Namun Klepon tak sedikitpun menyalahkan para pelajar yang tak hafal dan bahkan tak mengerti Pancasila. “Coba saja amati Kang, Pancasila semakin jarang kita dengar Kang. Apalagi substansinya. Keberadaan  Pancasila seperti payung yang berlubang Kang. Ironisnya kita sendiri yang menusuknya dengan pisau saat payung itu memayungi kita dari badai. Mestinya sebagai idiologi negara   Pancasila harus memayungi proses reformasi agar tetap pada track yang benar,  “ reinventing and rebuilding” bangsa Ini. Tetapi siapa peduli itu Kang? Menyedihkan Kang, Ibu Pertiwi kita begitu kedinginan dan kita justru menusuk kembali payung kita,  tidak  lagi dengan pisau tetapi dengan pedang sehingga payung itu robek semakin lebar, ujar Klepon yang semakin putus asa. (*)

ibu pertiwi yang menangis tak bisa dibiarkan, lalu apa yang bisa membuatnya  tersenyum dan sedikit melalaikan kepedihannya?

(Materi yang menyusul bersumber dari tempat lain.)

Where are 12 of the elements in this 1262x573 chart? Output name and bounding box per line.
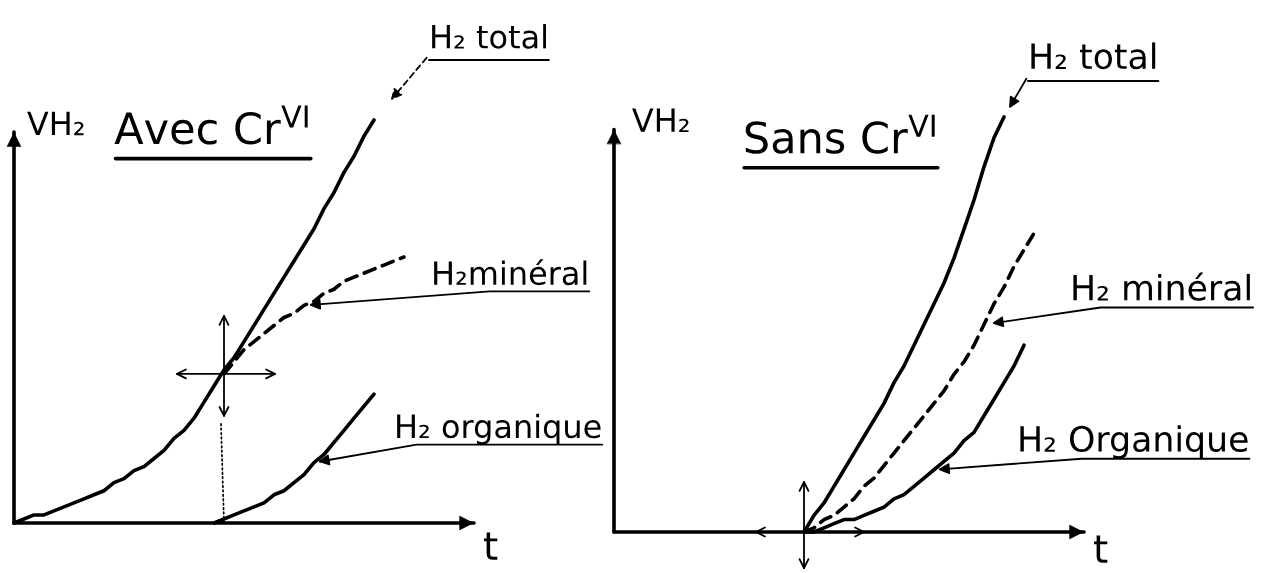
text: H₂ total	[432, 24, 547, 49]
y-axis-title: VH₂	[27, 111, 84, 136]
chart-title: Avec Cr$^{VI}$	[114, 105, 308, 145]
x-axis-title: t	[1094, 535, 1108, 563]
series-label: H₂ total	[1031, 42, 1156, 70]
y-axis-title: VH₂	[632, 108, 689, 132]
x-axis-title: t	[484, 532, 498, 560]
series-label: H₂ Organique	[1020, 425, 1248, 459]
series-label: H₂minéral	[434, 259, 587, 286]
series-label: H₂ minéral	[1073, 272, 1250, 301]
series-label: H₂ organique	[397, 413, 601, 445]
chart-title: Sans Cr$^{VI}$	[745, 114, 935, 154]
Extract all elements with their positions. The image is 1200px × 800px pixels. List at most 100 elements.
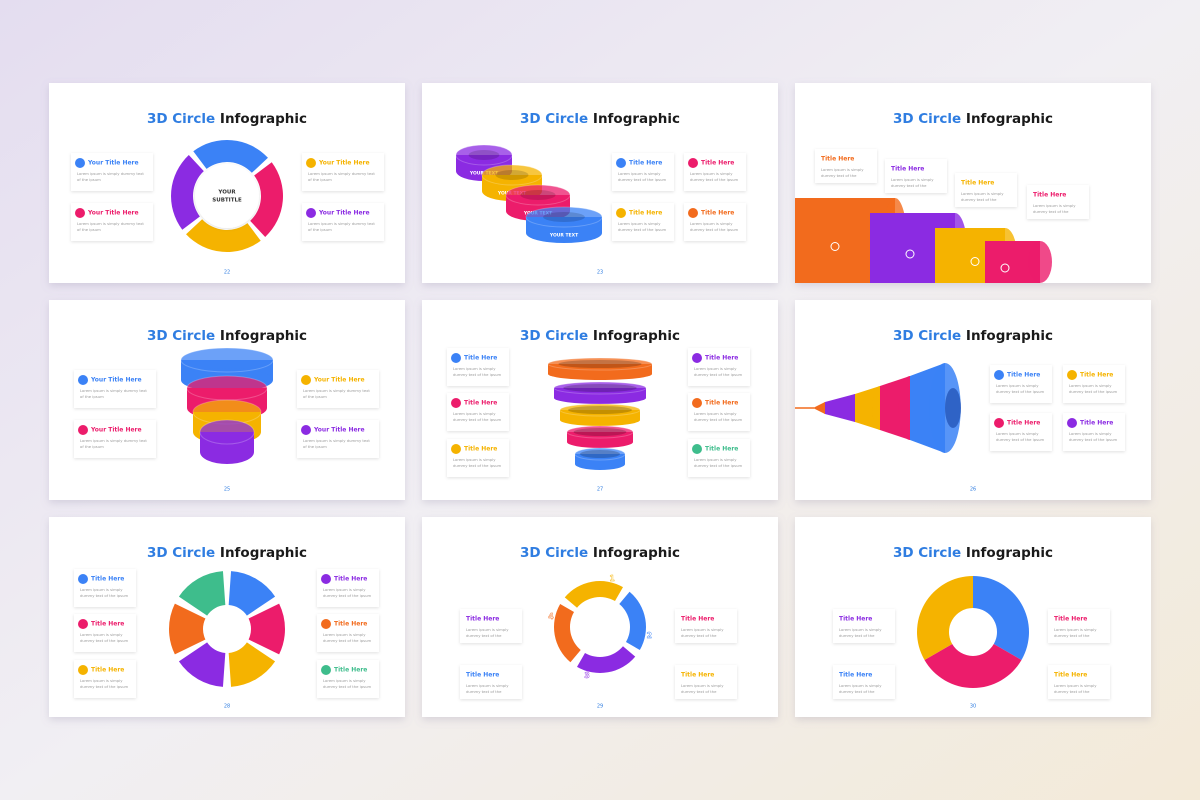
item-card — [460, 665, 522, 699]
cylinder-bottom — [526, 223, 602, 243]
ring-center — [195, 164, 259, 228]
slide-graphic — [169, 571, 285, 687]
item-title: Title Here — [839, 672, 872, 679]
item-text: Lorem ipsum is simply dummy text — [80, 438, 147, 443]
ring-segment — [250, 162, 283, 237]
item-title: Title Here — [334, 576, 367, 583]
item-icon — [78, 574, 88, 584]
item-icon — [301, 425, 311, 435]
item-text: Lorem ipsum is simply — [681, 683, 724, 688]
item-text: dummy text of the — [681, 689, 717, 694]
cylinder-top — [481, 164, 543, 186]
cylinder-top — [525, 206, 603, 228]
item-text: Lorem ipsum is simply — [1069, 431, 1112, 436]
item-text: dummy text of the — [839, 689, 875, 694]
item-title: Title Here — [464, 400, 497, 407]
item-text: of the ipsum — [77, 177, 101, 182]
cylinder-hole — [495, 170, 529, 180]
page-number: 29 — [597, 704, 603, 710]
item-title: Your Title Here — [313, 377, 365, 384]
item-text: dummy text of the ipsum — [996, 437, 1045, 442]
ring-segment — [554, 604, 581, 663]
item-text: Lorem ipsum is simply dummy text — [80, 388, 147, 393]
item-text: Lorem ipsum is simply — [453, 411, 496, 416]
cylinder-bottom — [200, 440, 254, 464]
cylinder-top — [559, 403, 641, 417]
item-text: Lorem ipsum is simply — [961, 191, 1004, 196]
slide-graphic — [795, 198, 1052, 283]
item-title: Title Here — [334, 667, 367, 674]
page-number: 23 — [597, 270, 603, 276]
item-icon — [616, 208, 626, 218]
item-icon — [994, 418, 1004, 428]
item-title: Title Here — [91, 621, 124, 628]
item-text: dummy text of the — [1054, 689, 1090, 694]
item-card — [675, 665, 737, 699]
title-main: Infographic — [593, 111, 680, 127]
item-card — [675, 609, 737, 643]
bar-cap — [1028, 241, 1052, 283]
bar-icon — [970, 257, 980, 266]
slide-graphic — [180, 347, 274, 464]
item-icon — [616, 158, 626, 168]
item-title: Title Here — [705, 446, 738, 453]
item-icon — [688, 158, 698, 168]
slide-graphic: 1 2 3 4 — [548, 574, 652, 680]
slide-title: 3D Circle Infographic — [893, 111, 1053, 127]
item-card — [833, 665, 895, 699]
item-title: Title Here — [891, 166, 924, 173]
item-text: dummy text of the ipsum — [453, 372, 502, 377]
item-title: Your Title Here — [87, 210, 139, 217]
slide: 1 2 3 4 3D Circle Infographic 29 Title Here Lor… — [422, 517, 778, 717]
item-icon — [1067, 418, 1077, 428]
item-title: Title Here — [821, 156, 854, 163]
item-text: Lorem ipsum is simply — [891, 177, 934, 182]
item-title: Your Title Here — [318, 210, 370, 217]
item-title: Title Here — [681, 672, 714, 679]
item-text: dummy text of the — [961, 197, 997, 202]
item-text: dummy text of the — [839, 633, 875, 638]
cylinder-top — [505, 184, 571, 206]
item-card — [74, 420, 156, 458]
ring-segment — [186, 219, 261, 252]
slide-graphic — [917, 576, 1029, 688]
item-card — [460, 609, 522, 643]
item-text: Lorem ipsum is simply dummy text — [308, 171, 375, 176]
ring-segment — [924, 644, 1022, 688]
item-text: Lorem ipsum is simply dummy text — [308, 221, 375, 226]
item-icon — [78, 375, 88, 385]
ring-segment — [973, 576, 1029, 660]
bar-icon — [1000, 263, 1010, 273]
item-text: Lorem ipsum is simply — [466, 627, 509, 632]
item-icon — [306, 158, 316, 168]
slide-title: 3D Circle Infographic — [893, 328, 1053, 344]
slide: 3D Circle Infographic 28 Title Here Lorem i… — [49, 517, 405, 717]
item-icon — [75, 208, 85, 218]
slide-graphic: YOUR TEXTYOUR TEXTYOUR TEXTYOUR TEXT — [455, 144, 603, 243]
item-card — [71, 203, 153, 241]
item-card — [815, 149, 877, 183]
cylinder-bottom — [575, 458, 625, 470]
ring-segment — [564, 581, 623, 608]
item-text: of the ipsum — [80, 444, 104, 449]
item-text: dummy text of the ipsum — [618, 177, 667, 182]
item-title: Title Here — [681, 616, 714, 623]
item-text: of the ipsum — [77, 227, 101, 232]
title-main: Infographic — [593, 328, 680, 344]
item-card — [955, 173, 1017, 207]
cylinder-top — [186, 375, 268, 401]
title-main: Infographic — [966, 111, 1053, 127]
item-text: Lorem ipsum is simply — [694, 457, 737, 462]
slide: YOUR TEXTYOUR TEXTYOUR TEXTYOUR TEXT 3D C… — [422, 83, 778, 283]
item-title: Title Here — [629, 210, 662, 217]
ring-segment — [171, 155, 204, 230]
ring-segment — [248, 603, 285, 655]
item-text: dummy text of the ipsum — [80, 684, 129, 689]
item-title: Title Here — [1080, 372, 1113, 379]
slide-title: 3D Circle Infographic — [520, 328, 680, 344]
item-card — [297, 370, 379, 408]
item-icon — [688, 208, 698, 218]
item-text: Lorem ipsum is simply — [839, 683, 882, 688]
item-text: dummy text of the — [681, 633, 717, 638]
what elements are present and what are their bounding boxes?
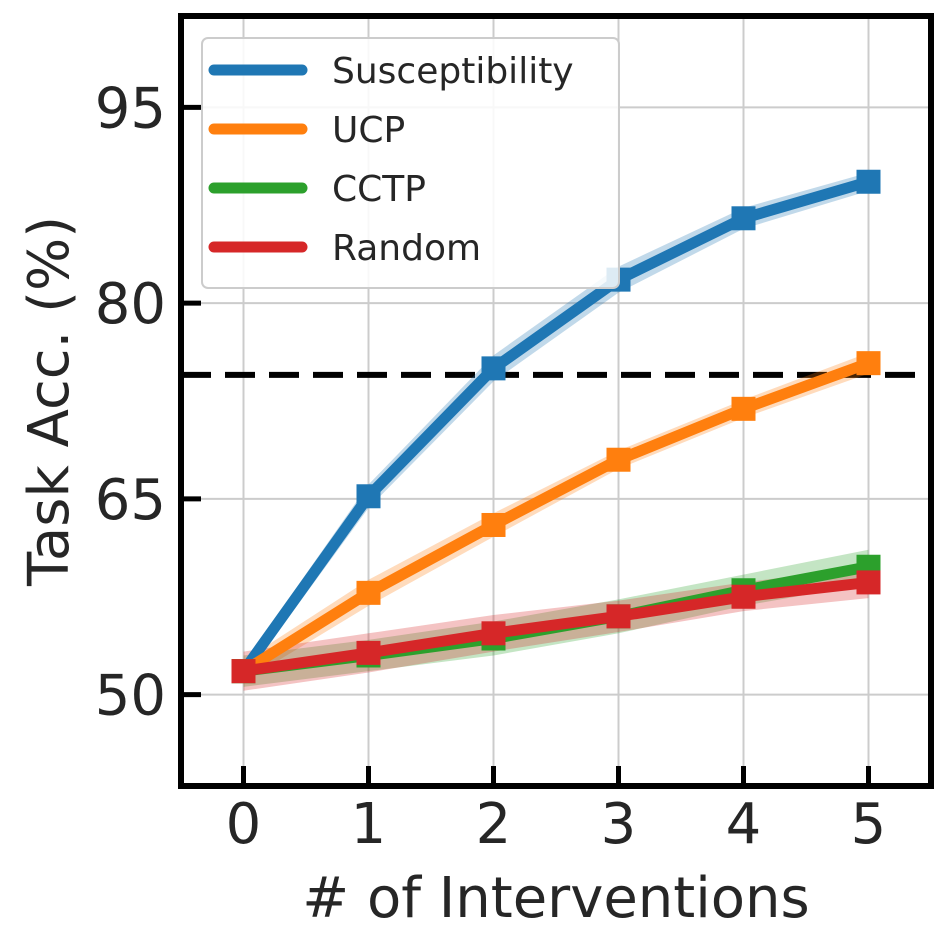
- x-tick-label: 1: [351, 792, 387, 857]
- ucp-point: [606, 447, 631, 472]
- series-markers: [231, 169, 881, 684]
- legend-label-random: Random: [332, 228, 481, 269]
- y-tick-label: 95: [95, 76, 166, 141]
- random-point: [731, 584, 756, 609]
- random-point: [606, 604, 631, 629]
- x-tick-label: 5: [851, 792, 887, 857]
- legend: Susceptibility UCP CCTP Random: [201, 37, 620, 289]
- random-line: [238, 576, 874, 677]
- x-tick-label: 4: [726, 792, 762, 857]
- susceptibility-point: [356, 484, 381, 509]
- random-point: [231, 659, 256, 684]
- axes: 0 1 2 3 4 5 50 65 80 95: [95, 13, 934, 857]
- x-tick-label: 3: [601, 792, 637, 857]
- legend-box: [201, 37, 620, 289]
- series-lines: [238, 176, 874, 677]
- ucp-point: [731, 396, 756, 421]
- y-tick-label: 50: [95, 664, 166, 729]
- x-tick-label: 0: [226, 792, 262, 857]
- susceptibility-line: [238, 176, 874, 677]
- ucp-point: [856, 351, 881, 376]
- y-tick-label: 80: [95, 272, 166, 337]
- susceptibility-point: [731, 206, 756, 231]
- legend-label-susceptibility: Susceptibility: [332, 51, 574, 92]
- random-point: [856, 570, 881, 595]
- x-axis-title: # of Interventions: [302, 866, 809, 931]
- susceptibility-point: [481, 356, 506, 381]
- random-point: [481, 621, 506, 646]
- plot-frame: [178, 13, 934, 789]
- random-point: [356, 640, 381, 665]
- susceptibility-point: [856, 169, 881, 194]
- ucp-line: [238, 357, 874, 677]
- x-tick-label: 2: [476, 792, 512, 857]
- legend-label-cctp: CCTP: [332, 169, 426, 210]
- y-tick-label: 65: [95, 468, 166, 533]
- ucp-point: [481, 512, 506, 537]
- ucp-point: [356, 580, 381, 605]
- y-axis-title: Task Acc. (%): [17, 216, 82, 587]
- legend-label-ucp: UCP: [332, 110, 405, 151]
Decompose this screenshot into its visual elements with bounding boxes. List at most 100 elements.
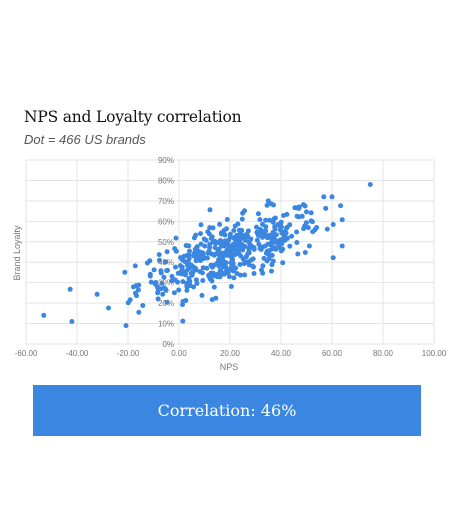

mungkin dengan bergandeng tangan bersama menyibak tabir yang terlanjur membentang, menambal payung yang telah berlubang-lubang yang pernah tertusuk pedang dengan secarik kain sutera yang kita tenun dengan segenap jiwa dan rasa cinta, menjahitnya dengan benang emas semangat kita yang masih tersisa. meski sudah terkoyak karena usia dan keteledoran kita dalam merawatnya semoga belum terlambat untuk menjadikannya kembali mampu menaungi  dari curahan hujan yang masih saja deras membasahi bumi pertiwi dengan tanpa perduli.Dengan bergandeng tangan eratkan genggaman jemari kita dengan penuh rasa setia dan rela  meski sempat basah dan lelah jiwa kita namun masih ada semangat menggelora tuk kembali tegakkan Pancasila. Memang tidaklah mudah untuk berdiri lagi ...namun dengan tulus dan tak mudah  menyerah kembalikan eksistensinya kembalikan kesaktiannya yang memang masih terpancar dari jiwa kita yang paling dalam. Kang Doel.. generasi setelah kita memang sangat berbeda, namun mereka masih tetap tanggungjawab kita sebagai penerus tanah air tercinta.. siapa lagi yang mau perduli jika bukan kita? meski dengan perang yang besar melawan globalisasi namun kita masih memiliki Pancasila yang bisa dijadikan tamengnya. Kita yang berjuang Kang.. kita yang harus menjaga Indonesia tercinta dengan menyelamatkan idiologi kembali pada cita-cita pendirian bangsa kita... tentu saja dengan melibatkan dan menempatkan mereka di haluan terdepan bersama kita. kita masih bisa ...kita masih dibutuhkan pertiwi tercinta.... karena kita penuh dengan rasa bangga jadi warga Indonesia.